Nordmeerflotte

Nordmeerflotte
Nordflotte

Verbandsabzeichen
Aufstellung 1933[1]
Land Sowjetunion bis 1991

Russland

Streitkräfte Russische Streitkräfte
Teilstreitkraft Russische Marine
Typ Flotte
Hauptquartier Seweromorsk
Auszeichnungen Rotbannerorden
Kommandeur
Kommandeur Nikolay Mikhaylovich Maksimov
Die Admiral Ushakow (ex „Kirow“) und die Marshal Ustinov in Seweromorsk 1992

Die Nordflotte oder Rotbanner-Nordflotte (russisch Северный Флот Severnij flot) ist der Name des 1933 aufgestellten Teils der sowjetischen Marine, der jenseits des Polarkreises stationiert ist, sowie des russischen Nachfolgeverbandes.

Inhaltsverzeichnis

Geschichte

Die Aufstellung

Während des Ersten Weltkrieges ergab sich für Russland das Problem, die von russischen und britischen Schiffen genutzten Transportrouten in der Barentssee vor den U-Booten der deutschen Kaiserlichen Marine schützen zu müssen. Deswegen wurde am 19. Juni 1916 die Polarmeerflottille geschaffen. Nach der Oktoberrevolution stellte die sowjetische Armeeführung die Weißmeerflottille in Archangelsk im März 1920 zusammen. Diese wurde später in Nordmeer-Seestreitkräfte umbenannt. (Im Januar 1923 aufgelöst).

Um die Nordflotte aufzustellen, transferierte die Sowjetische Marine eine Anzahl von Schiffen von der Ostsee in den Norden (2 Zerstörer, 2 Patrouillenboote, 2 U-Boote). Diese verließen Kronstadt am 18. Mai 1933 und erreichten Murmansk am 5. August. Sie bildeten die Nordflottille (Kommandeur Zakhar Zakupnev, abgelöst von Konstantin Dushenov im März 1935). Die zweite Gruppe Schiffe (1 Zerstörer, 1 Patrouillenboot, 1 U-Boot, 2 Minensuchboote) erreichte den Hafen von Soroka (im Weißen Meer) im September 1933. Die Stadt von Poljarnij wurde 1935 der Hauptstützpunkt der Flottille. Die erste Gruppe Flugzeuge für die Flottille kam im September 1935 nach Murmansk. Am 11. Mai 1937 wurde die Nordflottille in Nordflotte umbenannt. Zu diesem Zeitpunkt hatte die Sowjetische Marine bereits Küsten- und Flugabwehrgeschütze organisiert, Flugplätze gebaut und neue Schiffe empfangen.

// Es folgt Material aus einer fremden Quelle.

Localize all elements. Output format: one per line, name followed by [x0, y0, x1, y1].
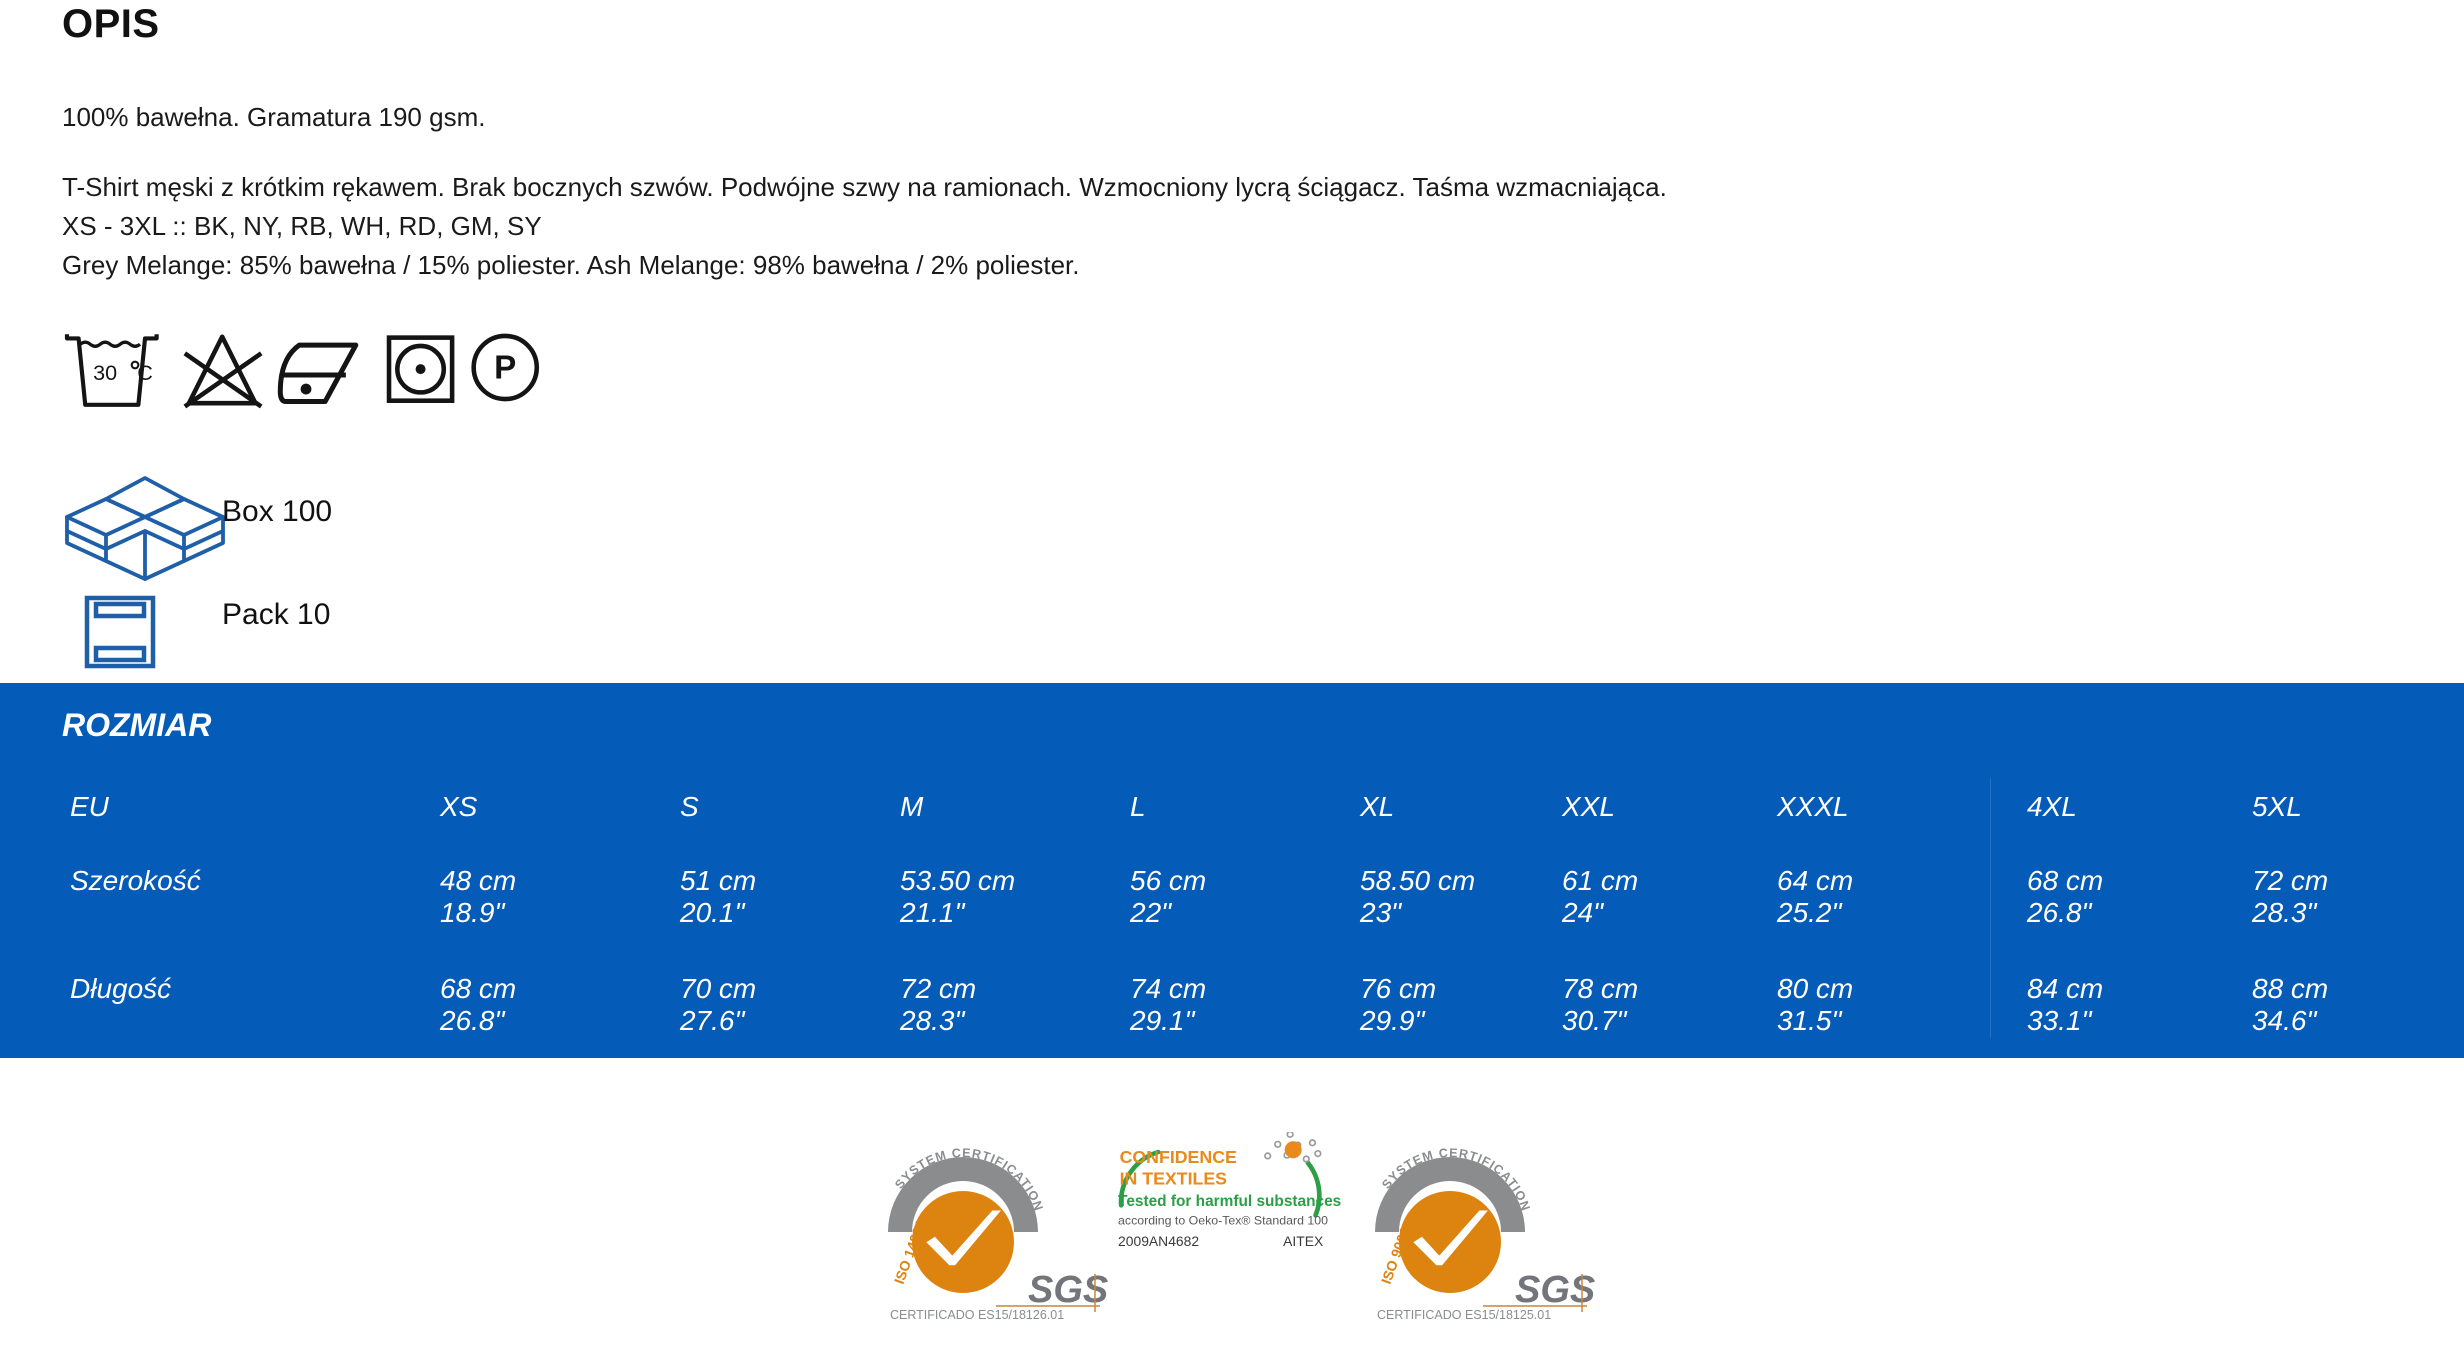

Während des Winterkrieges von 1939 bis 1940 blockierten die Schiffe der Nordflotte die finnische Militärbasis in Petsamo. Im Juni 1941 besaß die Nordflotte schon 8 Zerstörer, 15 U-Boote, 2 Torpedoboote, 7 Patrouillenboote, 2 Minensucher und 116 Flugzeuge. Im August 1940 errichtete die Sowjetische Marine die Weißmeermilitärbasis in der Absicht, die Küstenlinie, Stützpunkte, Häfen und andere Einrichtungen zu schützen; sie wurde ein Jahr später in Weißmeerflottille umbenannt. (Kommandeure: Konteradmiral M. Dolinin (seit August 1941), Vizeadmiral G. Stepanov (seit Oktober) und schlussendlich Konteradmiral Stepan Kucherov und Vizeadmiral Jurij Pantelejev.

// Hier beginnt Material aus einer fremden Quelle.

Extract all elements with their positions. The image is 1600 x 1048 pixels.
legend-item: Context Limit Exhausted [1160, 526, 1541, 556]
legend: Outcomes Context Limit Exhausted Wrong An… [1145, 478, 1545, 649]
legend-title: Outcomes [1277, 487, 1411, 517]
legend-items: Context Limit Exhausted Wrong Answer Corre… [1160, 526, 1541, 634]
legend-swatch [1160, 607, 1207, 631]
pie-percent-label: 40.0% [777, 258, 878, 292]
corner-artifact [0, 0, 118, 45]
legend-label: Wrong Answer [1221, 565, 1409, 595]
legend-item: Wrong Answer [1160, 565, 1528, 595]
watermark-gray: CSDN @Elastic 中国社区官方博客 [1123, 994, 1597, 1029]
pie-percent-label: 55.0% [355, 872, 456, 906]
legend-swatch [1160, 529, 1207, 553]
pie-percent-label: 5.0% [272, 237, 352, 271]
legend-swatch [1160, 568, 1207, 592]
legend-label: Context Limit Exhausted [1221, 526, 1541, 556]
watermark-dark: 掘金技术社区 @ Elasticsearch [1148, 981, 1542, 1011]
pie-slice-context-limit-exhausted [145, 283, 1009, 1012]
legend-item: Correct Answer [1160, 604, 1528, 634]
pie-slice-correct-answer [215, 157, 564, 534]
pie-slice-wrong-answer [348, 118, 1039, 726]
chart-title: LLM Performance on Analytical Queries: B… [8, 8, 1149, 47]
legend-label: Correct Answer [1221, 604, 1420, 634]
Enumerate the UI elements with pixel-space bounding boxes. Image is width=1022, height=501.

Die Nordflotte im Zweiten Weltkrieg

Während des Großen Vaterländischen Krieges von 1941 bis 1945 verteidigte die Nordflotte die Küstenlinien der Halbinseln Rubachij und Srednij, sicherte äußere und innere Transportrouten, leistete der maritimen Flanke der 14. Armee Unterstützung, stellte Marineinfanterie auf und beteiligte sich an der Petsamo-Kirkenes-Operation von 1944. Ein Teil des Personals der Nordflotte (bis zu 10.000 Mann) nahm an der Kriegsführung zu Lande teil.

Während des Krieges wurde die Nordflotte mit Luftwaffe und Schiffen des Pazifiks und des Kaspischen Meers verstärkt. Zudem stellte Großbritannien seine Schiffe der UdSSR im Tausch gegen erbeutete italienische Schiffe, die zwischen den Alliierten aufgeteilt werden sollten, zeitweise zur Verfügung.

Die Nordflotte sicherte im Krieg eine sichere Passage für 1463 Schiffe ausländischer Konvois und 2568 Schiffe binnenländischer. Ihre U-Boote, Torpedoboote und Luftwaffe versenkten 192 feindliche Transportschiffe und 70 Kriegsschiffe. Außerdem beschädigte die Nordflotte 118 Transport-, Kriegs- und Hilfsschiffe.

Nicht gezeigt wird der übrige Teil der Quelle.